What Do I Know?
By
John Benson
I don't know how many times I've heard fellow public opinion researchers say some variant of this: "Baseball is okay as a sport, I guess, but it's baseball statistics that hooked me as a kid." Let's face it, baseball has the best statistics, and they served as a gateway drug for our future addiction to numbers. No other major sport has the face-to-face confrontation between pitcher and batter that yields reams of data, in a trend file that goes back more than a century... before Gallup! So while I mainly played basketball and soccer and football, I did due data with baseball.
That's why the recent steroid scandal is so maddening to our community, most of whose members never lettered in a sport. Baseball records are sacred, even to people who like the game for its own sake. Batting and earned run averages, RBI and stolen base records have been kept since before your mother was born. And the most sacred statistic of all is the homerun record. So important has it been to the mythology of the sport that when Roger Maris broke Babe Ruth's longstanding record for homeruns in one season, he was pilloried and his record temporarily asterisked because the season was eight games longer in Maris's day than in Ruth's.
It is now clear to all, as it should have been to anyone who applied the most basic skepticism about the data when they were fresh, that the homerun binge of 1998-2003 was fueled by steroids. And if the boom in homeruns had more to do with steroids than with suddenly improved conditioning, what's a data geek to do? Statistically, not much.
We who reveled in the extensive but relatively simple statistics of baseball during our youth recently entered a Golden Age, when new formulas and weights have given us more sophisticated tools for analyzing the sport's data. One of the biggest appeals of baseball stats is that they form a continuous history, an unbroken tradition from the beginning of the industrial age in America up to our postmodern times.
The biggest problem is that players' statistics are affected by a wide variety of factors that have little to do with their abilities. Baseball has had dead-ball and live-ball eras, big and small ballparks, parks that favor lefties or righties, pitchers' mounds of different heights, leagues with and without designated hitters, expansion years when the talent pool was watered down, periods when many of the best players were absent because of war or the color of their skin.
Simple measures like batting averages and RBIs have been giving way to OPS, a combination of on-base and slugging percentages. Bill James (author of The New Bill James Historical Abstract) has developed a formula for calculating Win Shares, which greatly diminish the effect of ballpark size and shape and the era in which a player performed, in an effort to help us compare current players with each other and with players of different eras.
In short, baseball has become a metaphor for our professional experience. We are finding new ways to arrive at better estimates by, in effect, applying weights to the raw data.
But now we are faced with a serious problem of incommensurability because some of the most prominent players may have been taking unfair pharmaceutical advantage. Frankly, there's probably not much we can do to compensate statistically for individual athletes' acts if they are not proven.
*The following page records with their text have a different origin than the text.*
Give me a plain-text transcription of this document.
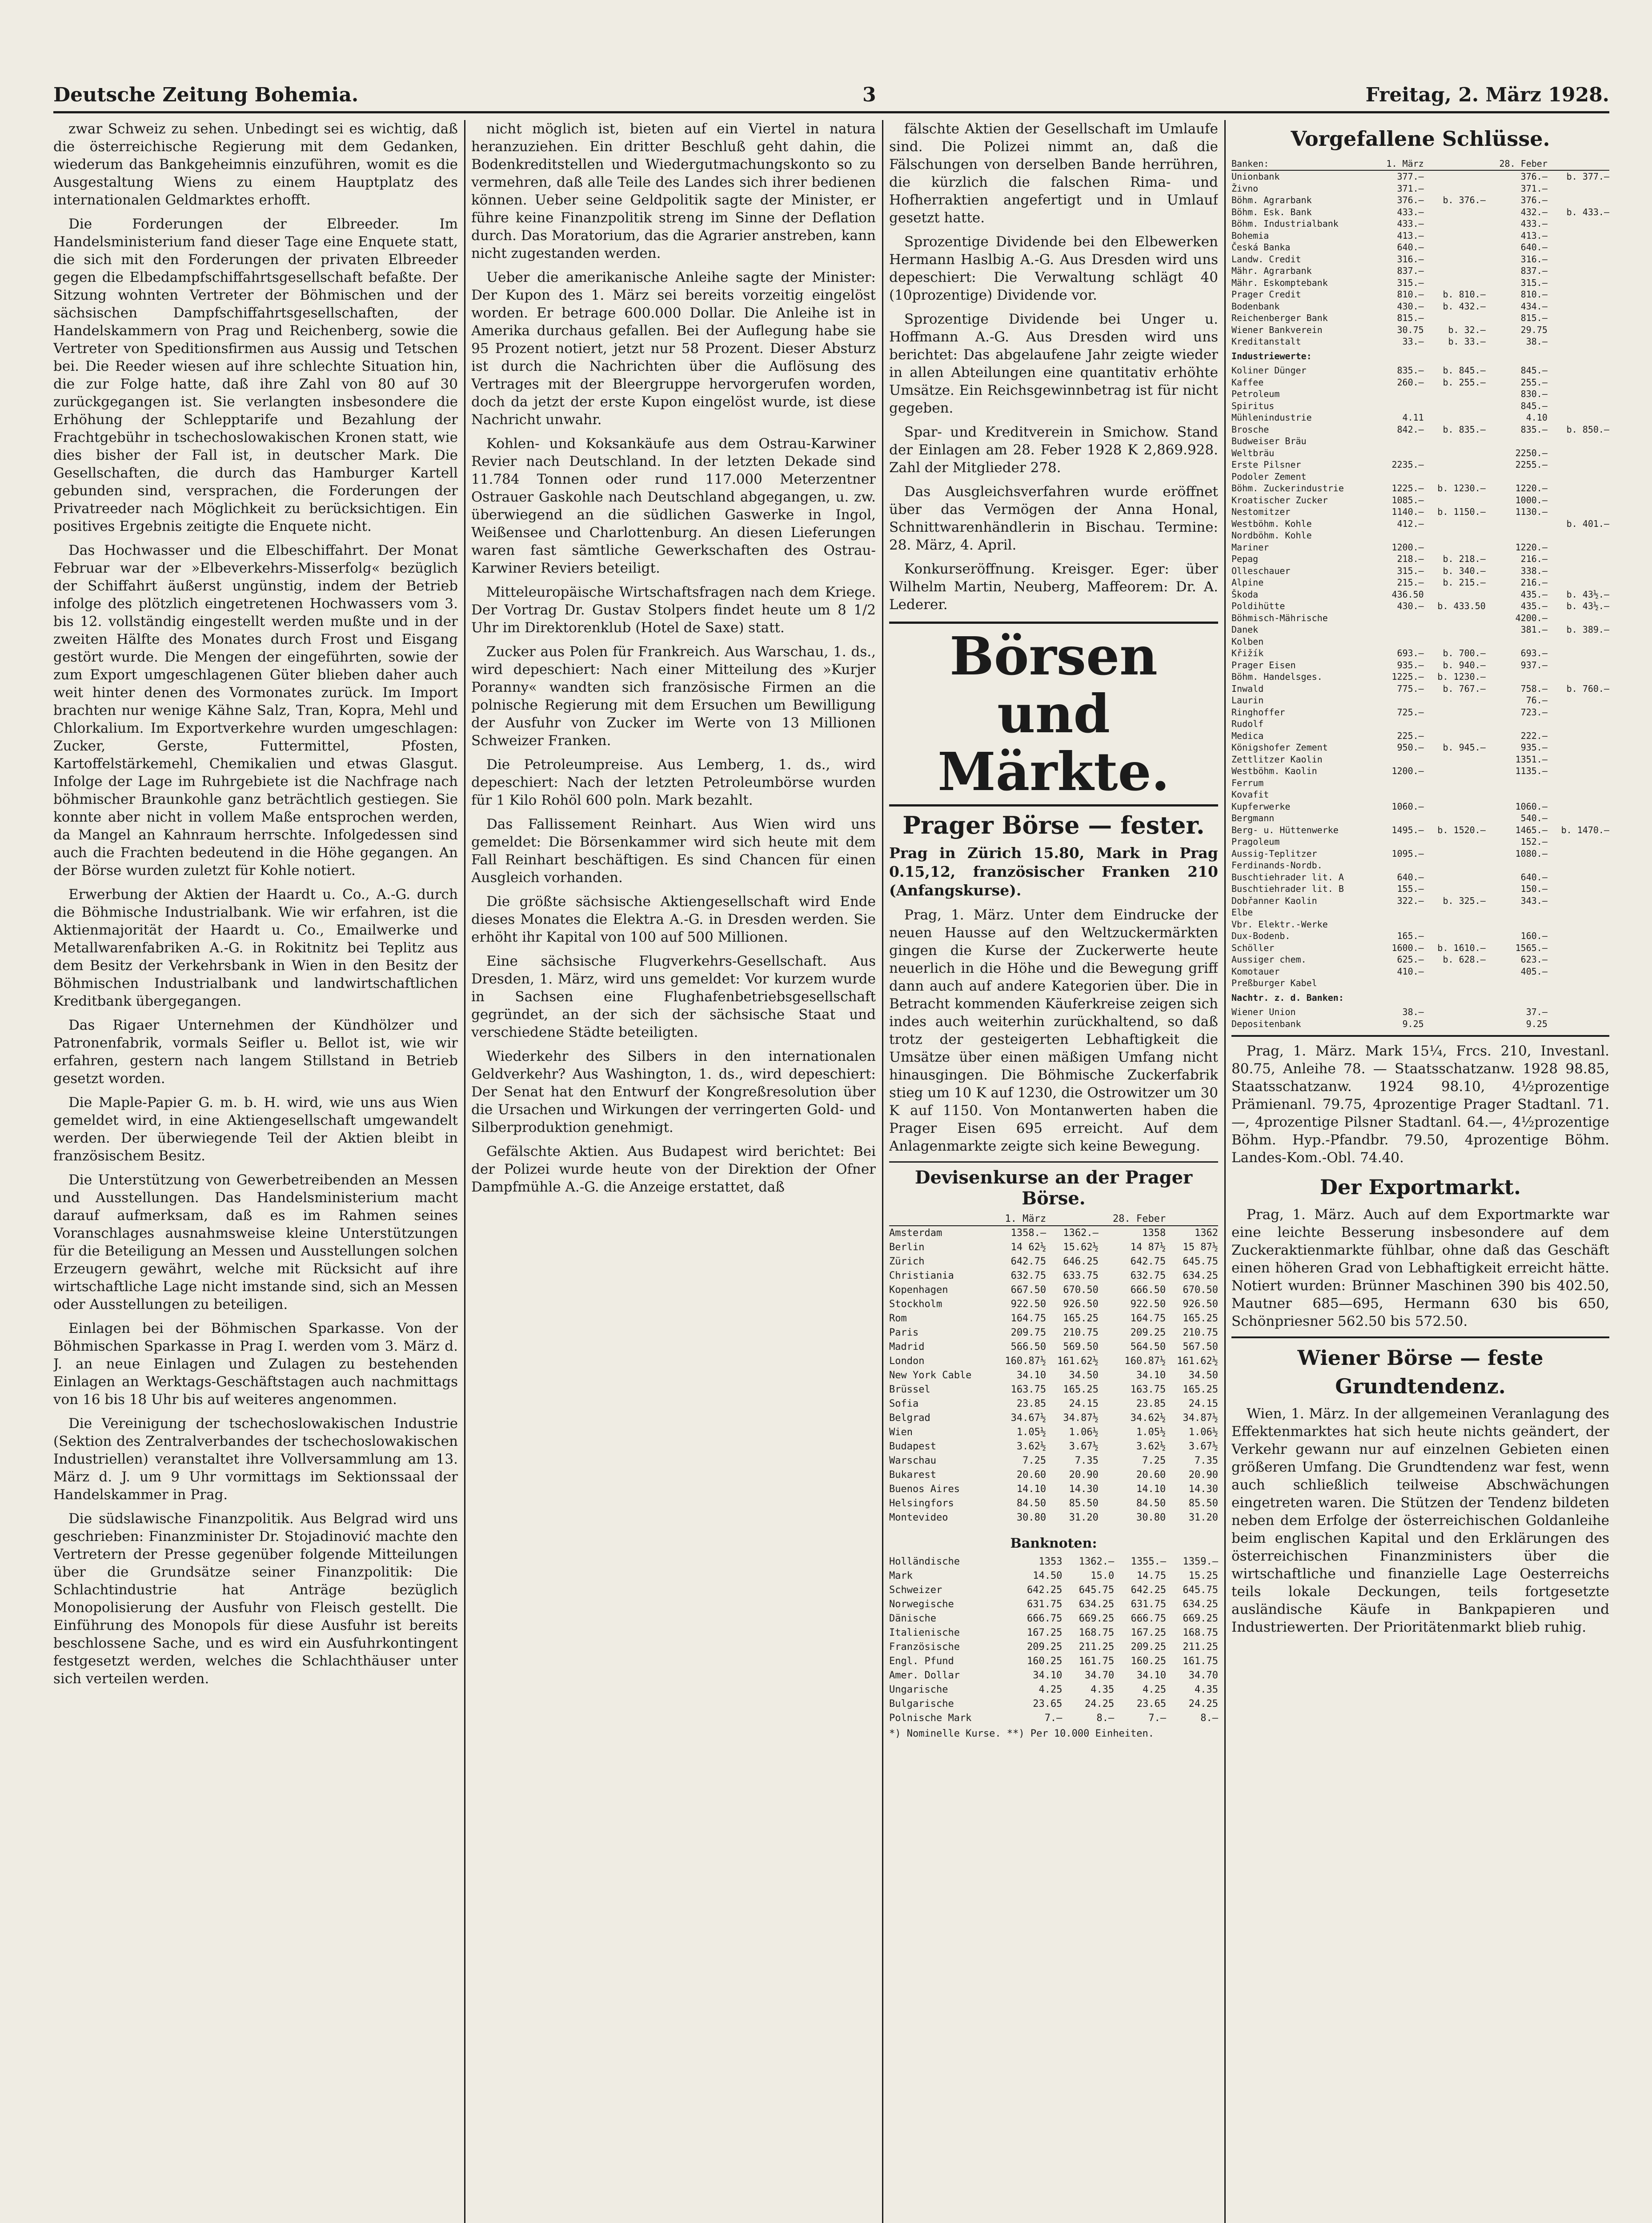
Deutsche Zeitung Bohemia.	3	Freitag, 2. März 1928.

zwar Schweiz zu sehen. Unbedingt sei es wichtig, daß die österreichische Regierung mit dem Gedanken, wiederum das Bankgeheimnis einzuführen, womit es die Ausgestaltung Wiens zu einem Hauptplatz des internationalen Geldmarktes erhofft.

Die Forderungen der Elbreeder. Im Handelsministerium fand dieser Tage eine Enquete statt, die sich mit den Forderungen der privaten Elbreeder gegen die Elbedampfschiffahrtsgesellschaft befaßte. Der Sitzung wohnten Vertreter der Böhmischen und der sächsischen Dampfschiffahrtsgesellschaften, der Handelskammern von Prag und Reichenberg, sowie die Vertreter von Speditionsfirmen aus Aussig und Tetschen bei. Die Reeder wiesen auf ihre schlechte Situation hin, die zur Folge hatte, daß ihre Zahl von 80 auf 30 zurückgegangen ist. Sie verlangten insbesondere die Erhöhung der Schlepptarife und Bezahlung der Frachtgebühr in tschechoslowakischen Kronen statt, wie dies bisher der Fall ist, in deutscher Mark. Die Gesellschaften, die durch das Hamburger Kartell gebunden sind, versprachen, die Forderungen der Privatreeder nach Möglichkeit zu berücksichtigen. Ein positives Ergebnis zeitigte die Enquete nicht.

Das Hochwasser und die Elbeschiffahrt. Der Monat Februar war der »Elbeverkehrs-Misserfolg« bezüglich der Schiffahrt äußerst ungünstig, indem der Betrieb infolge des plötzlich eingetretenen Hochwassers vom 3. bis 12. vollständig eingestellt werden mußte und in der zweiten Hälfte des Monates durch Frost und Eisgang gestört wurde. Die Mengen der eingeführten, sowie der zum Export umgeschlagenen Güter blieben daher auch weit hinter denen des Vormonates zurück. Im Import brachten nur wenige Kähne Salz, Tran, Kopra, Mehl und Chlorkalium. Im Exportverkehre wurden umgeschlagen: Zucker, Gerste, Futtermittel, Pfosten, Kartoffelstärkemehl, Chemikalien und etwas Glasgut. Infolge der Lage im Ruhrgebiete ist die Nachfrage nach böhmischer Braunkohle ganz beträchtlich gestiegen. Sie konnte aber nicht in vollem Maße entsprochen werden, da Mangel an Kahnraum herrschte. Infolgedessen sind auch die Frachten bedeutend in die Höhe gegangen. An der Börse wurden zuletzt für Kohle notiert.

Erwerbung der Aktien der Haardt u. Co., A.-G. durch die Böhmische Industrialbank. Wie wir erfahren, ist die Aktienmajorität der Haardt u. Co., Emailwerke und Metallwarenfabriken A.-G. in Rokitnitz bei Teplitz aus dem Besitz der Verkehrsbank in Wien in den Besitz der Böhmischen Industrialbank und landwirtschaftlichen Kreditbank übergegangen.

Das Rigaer Unternehmen der Kündhölzer und Patronenfabrik, vormals Seifler u. Bellot ist, wie wir erfahren, gestern nach langem Stillstand in Betrieb gesetzt worden.

Die Maple-Papier G. m. b. H. wird, wie uns aus Wien gemeldet wird, in eine Aktiengesellschaft umgewandelt werden. Der überwiegende Teil der Aktien bleibt in französischem Besitz.

Die Unterstützung von Gewerbetreibenden an Messen und Ausstellungen. Das Handelsministerium macht darauf aufmerksam, daß es im Rahmen seines Voranschlages ausnahmsweise kleine Unterstützungen für die Beteiligung an Messen und Ausstellungen solchen Erzeugern gewährt, welche mit Rücksicht auf ihre wirtschaftliche Lage nicht imstande sind, sich an Messen oder Ausstellungen zu beteiligen.

Einlagen bei der Böhmischen Sparkasse. Von der Böhmischen Sparkasse in Prag I. werden vom 3. März d. J. an neue Einlagen und Zulagen zu bestehenden Einlagen an Werktags-Geschäftstagen auch nachmittags von 16 bis 18 Uhr bis auf weiteres angenommen.

Die Vereinigung der tschechoslowakischen Industrie (Sektion des Zentralverbandes der tschechoslowakischen Industriellen) veranstaltet ihre Vollversammlung am 13. März d. J. um 9 Uhr vormittags im Sektionssaal der Handelskammer in Prag.

Die südslawische Finanzpolitik. Aus Belgrad wird uns geschrieben: Finanzminister Dr. Stojadinović machte den Vertretern der Presse gegenüber folgende Mitteilungen über die Grundsätze seiner Finanzpolitik: Die Schlachtindustrie hat Anträge bezüglich Monopolisierung der Ausfuhr von Fleisch gestellt. Die Einführung des Monopols für diese Ausfuhr ist bereits beschlossene Sache, und es wird ein Ausfuhrkontingent festgesetzt werden, welches die Schlachthäuser unter sich verteilen werden.

nicht möglich ist, bieten auf ein Viertel in natura heranzuziehen. Ein dritter Beschluß geht dahin, die Bodenkreditstellen und Wiedergutmachungskonto so zu vermehren, daß alle Teile des Landes sich ihrer bedienen können. Ueber seine Geldpolitik sagte der Minister, er führe keine Finanzpolitik streng im Sinne der Deflation durch. Das Moratorium, das die Agrarier anstreben, kann nicht zugestanden werden.

Ueber die amerikanische Anleihe sagte der Minister: Der Kupon des 1. März sei bereits vorzeitig eingelöst worden. Er betrage 600.000 Dollar. Die Anleihe ist in Amerika durchaus gefallen. Bei der Auflegung habe sie 95 Prozent notiert, jetzt nur 58 Prozent. Dieser Absturz ist durch die Nachrichten über die Auflösung des Vertrages mit der Bleergruppe hervorgerufen worden, doch da jetzt der erste Kupon eingelöst wurde, ist diese Nachricht unwahr.

Kohlen- und Koksankäufe aus dem Ostrau-Karwiner Revier nach Deutschland. In der letzten Dekade sind 11.784 Tonnen oder rund 117.000 Meterzentner Ostrauer Gaskohle nach Deutschland abgegangen, u. zw. überwiegend an die südlichen Gaswerke in Ingol, Weißensee und Charlottenburg. An diesen Lieferungen waren fast sämtliche Gewerkschaften des Ostrau-Karwiner Reviers beteiligt.

Mitteleuropäische Wirtschaftsfragen nach dem Kriege. Der Vortrag Dr. Gustav Stolpers findet heute um 8 1/2 Uhr im Direktorenklub (Hotel de Saxe) statt.

Zucker aus Polen für Frankreich. Aus Warschau, 1. ds., wird depeschiert: Nach einer Mitteilung des »Kurjer Poranny« wandten sich französische Firmen an die polnische Regierung mit dem Ersuchen um Bewilligung der Ausfuhr von Zucker im Werte von 13 Millionen Schweizer Franken.

Die Petroleumpreise. Aus Lemberg, 1. ds., wird depeschiert: Nach der letzten Petroleumbörse wurden für 1 Kilo Rohöl 600 poln. Mark bezahlt.

Das Fallissement Reinhart. Aus Wien wird uns gemeldet: Die Börsenkammer wird sich heute mit dem Fall Reinhart beschäftigen. Es sind Chancen für einen Ausgleich vorhanden.

Die größte sächsische Aktiengesellschaft wird Ende dieses Monates die Elektra A.-G. in Dresden werden. Sie erhöht ihr Kapital von 100 auf 500 Millionen.

Eine sächsische Flugverkehrs-Gesellschaft. Aus Dresden, 1. März, wird uns gemeldet: Vor kurzem wurde in Sachsen eine Flughafenbetriebsgesellschaft gegründet, an der sich der sächsische Staat und verschiedene Städte beteiligten.

Wiederkehr des Silbers in den internationalen Geldverkehr? Aus Washington, 1. ds., wird depeschiert: Der Senat hat den Entwurf der Kongreßresolution über die Ursachen und Wirkungen der verringerten Gold- und Silberproduktion genehmigt.

Gefälschte Aktien. Aus Budapest wird berichtet: Bei der Polizei wurde heute von der Direktion der Ofner Dampfmühle A.-G. die Anzeige erstattet, daß

fälschte Aktien der Gesellschaft im Umlaufe sind. Die Polizei nimmt an, daß die Fälschungen von derselben Bande herrühren, die kürzlich die falschen Rima- und Hofherraktien angefertigt und in Umlauf gesetzt hatte.

Sprozentige Dividende bei den Elbewerken Hermann Haslbig A.-G. Aus Dresden wird uns depeschiert: Die Verwaltung schlägt 40 (10prozentige) Dividende vor.

Sprozentige Dividende bei Unger u. Hoffmann A.-G. Aus Dresden wird uns berichtet: Das abgelaufene Jahr zeigte wieder in allen Abteilungen eine quantitativ erhöhte Umsätze. Ein Reichsgewinnbetrag ist für nicht gegeben.

Spar- und Kreditverein in Smichow. Stand der Einlagen am 28. Feber 1928 K 2,869.928. Zahl der Mitglieder 278.

Das Ausgleichsverfahren wurde eröffnet über das Vermögen der Anna Honal, Schnittwarenhändlerin in Bischau. Termine: 28. März, 4. April.

Konkurseröffnung. Kreisger. Eger: über Wilhelm Martin, Neuberg, Maffeorem: Dr. A. Lederer.

Börsen und Märkte.
Prager Börse — fester.
Prag in Zürich 15.80, Mark in Prag 0.15,12, französischer Franken 210 (Anfangskurse).

Prag, 1. März. Unter dem Eindrucke der neuen Hausse auf den Weltzuckermärkten gingen die Kurse der Zuckerwerte heute neuerlich in die Höhe und die Bewegung griff dann auch auf andere Kategorien über. Die in Betracht kommenden Käuferkreise zeigen sich indes auch weiterhin zurückhaltend, so daß trotz der gesteigerten Lebhaftigkeit die Umsätze über einen mäßigen Umfang nicht hinausgingen. Die Böhmische Zuckerfabrik stieg um 10 K auf 1230, die Ostrowitzer um 30 K auf 1150. Von Montanwerten haben die Prager Eisen 695 erreicht. Auf dem Anlagenmarkte zeigte sich keine Bewegung.

Devisenkurse an der Prager Börse.
	1. März		28. Feber	
Amsterdam	1358.—	1362.—	1358	1362
Berlin	14 62½	15.62½	14 87½	15 87½
Zürich	642.75	646.25	642.75	645.75
Christiania	632.75	633.75	632.75	634.25
Kopenhagen	667.50	670.50	666.50	670.50
Stockholm	922.50	926.50	922.50	926.50
Rom	164.75	165.25	164.75	165.25
Paris	209.75	210.75	209.25	210.75
Madrid	566.50	569.50	564.50	567.50
London	160.87½	161.62½	160.87½	161.62½
New York Cable	34.10	34.50	34.10	34.50
Brüssel	163.75	165.25	163.75	165.25
Sofia	23.85	24.15	23.85	24.15
Belgrad	34.67½	34.87½	34.62½	34.87½
Wien	1.05½	1.06½	1.05½	1.06½
Budapest	3.62½	3.67½	3.62½	3.67½
Warschau	7.25	7.35	7.25	7.35
Bukarest	20.60	20.90	20.60	20.90
Buenos Aires	14.10	14.30	14.10	14.30
Helsingfors	84.50	85.50	84.50	85.50
Montevideo	30.80	31.20	30.80	31.20
Banknoten:
Holländische	1353	1362.—	1355.—	1359.—
Mark	14.50	15.0	14.75	15.25
Schweizer	642.25	645.75	642.25	645.75
Norwegische	631.75	634.25	631.75	634.25
Dänische	666.75	669.25	666.75	669.25
Italienische	167.25	168.75	167.25	168.75
Französische	209.25	211.25	209.25	211.25
Engl. Pfund	160.25	161.75	160.25	161.75
Amer. Dollar	34.10	34.70	34.10	34.70
Ungarische	4.25	4.35	4.25	4.35
Bulgarische	23.65	24.25	23.65	24.25
Polnische Mark	7.—	8.—	7.—	8.—
*) Nominelle Kurse. **) Per 10.000 Einheiten.
Vorgefallene Schlüsse.
Banken:	1. März		28. Feber	
Unionbank	377.—		376.—	b. 377.—
Živno	371.—		371.—	
Böhm. Agrarbank	376.—	b. 376.—	376.—	
Böhm. Esk. Bank	433.—		432.—	b. 433.—
Böhm. Industrialbank	433.—		433.—	
Bohemia	413.—		413.—	
Česká Banka	640.—		640.—	
Landw. Credit	316.—		316.—	
Mähr. Agrarbank	837.—		837.—	
Mähr. Eskomptebank	315.—		315.—	
Prager Credit	810.—	b. 810.—	810.—	
Bodenbank	430.—	b. 432.—	434.—	
Reichenberger Bank	815.—		815.—	
Wiener Bankverein	30.75	b. 32.—	29.75	
Kreditanstalt	33.—	b. 33.—	38.—	
Industriewerte:				
Koliner Dünger	835.—	b. 845.—	845.—	
Kaffee	260.—	b. 255.—	255.—	
Petroleum			830.—	
Spiritus			845.—	
Mühlenindustrie	4.11		4.10	
Brosche	842.—	b. 835.—	835.—	b. 850.—
Budweiser Bräu				
Weltbräu			2250.—	
Erste Pilsner	2235.—		2255.—	
Podoler Zement				
Böhm. Zuckerindustrie	1225.—	b. 1230.—	1220.—	
Kroatischer Zucker	1085.—		1000.—	
Nestomitzer	1140.—	b. 1150.—	1130.—	
Westböhm. Kohle	412.—			b. 401.—
Nordböhm. Kohle				
Mariner	1200.—		1220.—	
Pepag	218.—	b. 218.—	216.—	
Olleschauer	315.—	b. 340.—	338.—	
Alpine	215.—	b. 215.—	216.—	
Škoda	436.50		435.—	b. 43½.—
Poldihütte	430.—	b. 433.50	435.—	b. 43½.—
Böhmisch-Mährische			4200.—	
Danek			381.—	b. 389.—
Kolben				
Křižík	693.—	b. 700.—	693.—	
Prager Eisen	935.—	b. 940.—	937.—	
Böhm. Handelsges.	1225.—	b. 1230.—		
Inwald	775.—	b. 767.—	758.—	b. 760.—
Laurin			76.—	
Ringhoffer	725.—		723.—	
Rudolf				
Medica	225.—		222.—	
Königshofer Zement	950.—	b. 945.—	935.—	
Zettlitzer Kaolin			1351.—	
Westböhm. Kaolin	1200.—		1135.—	
Ferrum				
Kovafit				
Kupferwerke	1060.—		1060.—	
Bergmann			540.—	
Berg- u. Hüttenwerke	1495.—	b. 1520.—	1465.—	b. 1470.—
Pragoleum			152.—	
Aussig-Teplitzer	1095.—		1080.—	
Ferdinands-Nordb.				
Buschtiehrader lit. A	640.—		640.—	
Buschtiehrader lit. B	155.—		150.—	
Dobřanner Kaolin	322.—	b. 325.—	343.—	
Elbe				
Vbr. Elektr.-Werke				
Dux-Bodenb.	165.—		160.—	
Schöller	1600.—	b. 1610.—	1565.—	
Aussiger chem.	625.—	b. 628.—	623.—	
Komotauer	410.—		405.—	
Preßburger Kabel				
Nachtr. z. d. Banken:				
Wiener Union	38.—		37.—	
Depositenbank	9.25		9.25	

Prag, 1. März. Mark 15¼, Frcs. 210, Investanl. 80.75, Anleihe 78. — Staatsschatzanw. 1928 98.85, Staatsschatzanw. 1924 98.10, 4½prozentige Prämienanl. 79.75, 4prozentige Prager Stadtanl. 71.—, 4prozentige Pilsner Stadtanl. 64.—, 4½prozentige Böhm. Hyp.-Pfandbr. 79.50, 4prozentige Böhm. Landes-Kom.-Obl. 74.40.

Der Exportmarkt.

Prag, 1. März. Auch auf dem Exportmarkte war eine leichte Besserung insbesondere auf dem Zuckeraktienmarkte fühlbar, ohne daß das Geschäft einen höheren Grad von Lebhaftigkeit erreicht hätte. Notiert wurden: Brünner Maschinen 390 bis 402.50, Mautner 685—695, Hermann 630 bis 650, Schönpriesner 562.50 bis 572.50.

Wiener Börse — feste Grundtendenz.

Wien, 1. März. In der allgemeinen Veranlagung des Effektenmarktes hat sich heute nichts geändert, der Verkehr gewann nur auf einzelnen Gebieten einen größeren Umfang. Die Grundtendenz war fest, wenn auch schließlich teilweise Abschwächungen eingetreten waren. Die Stützen der Tendenz bildeten neben dem Erfolge der österreichischen Goldanleihe beim englischen Kapital und den Erklärungen des österreichischen Finanzministers über die wirtschaftliche und finanzielle Lage Oesterreichs teils lokale Deckungen, teils fortgesetzte ausländische Käufe in Bankpapieren und Industriewerten. Der Prioritätenmarkt blieb ruhig.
We cannot simply assume, without proof or confession, that everyone who hit a lot of homeruns was using steroids and banish them from the record books. And it would be unfair to the batters of recent times who did not use steroids to weight down the homerun and run-scoring statistics because other players cheated to bring up those numbers.
So just when new research about baseball statistics has promised the best of times for our merry band, the steroid scandal is threatening to thrust us into the Slough of Despond. That's why we in the research community who were nursed on baseball stats are justifiably angry.
John Benson is managing director of the Harvard Opinion Research Program, Harvard School of Public Health, and associate editor of Public Opinion Pros.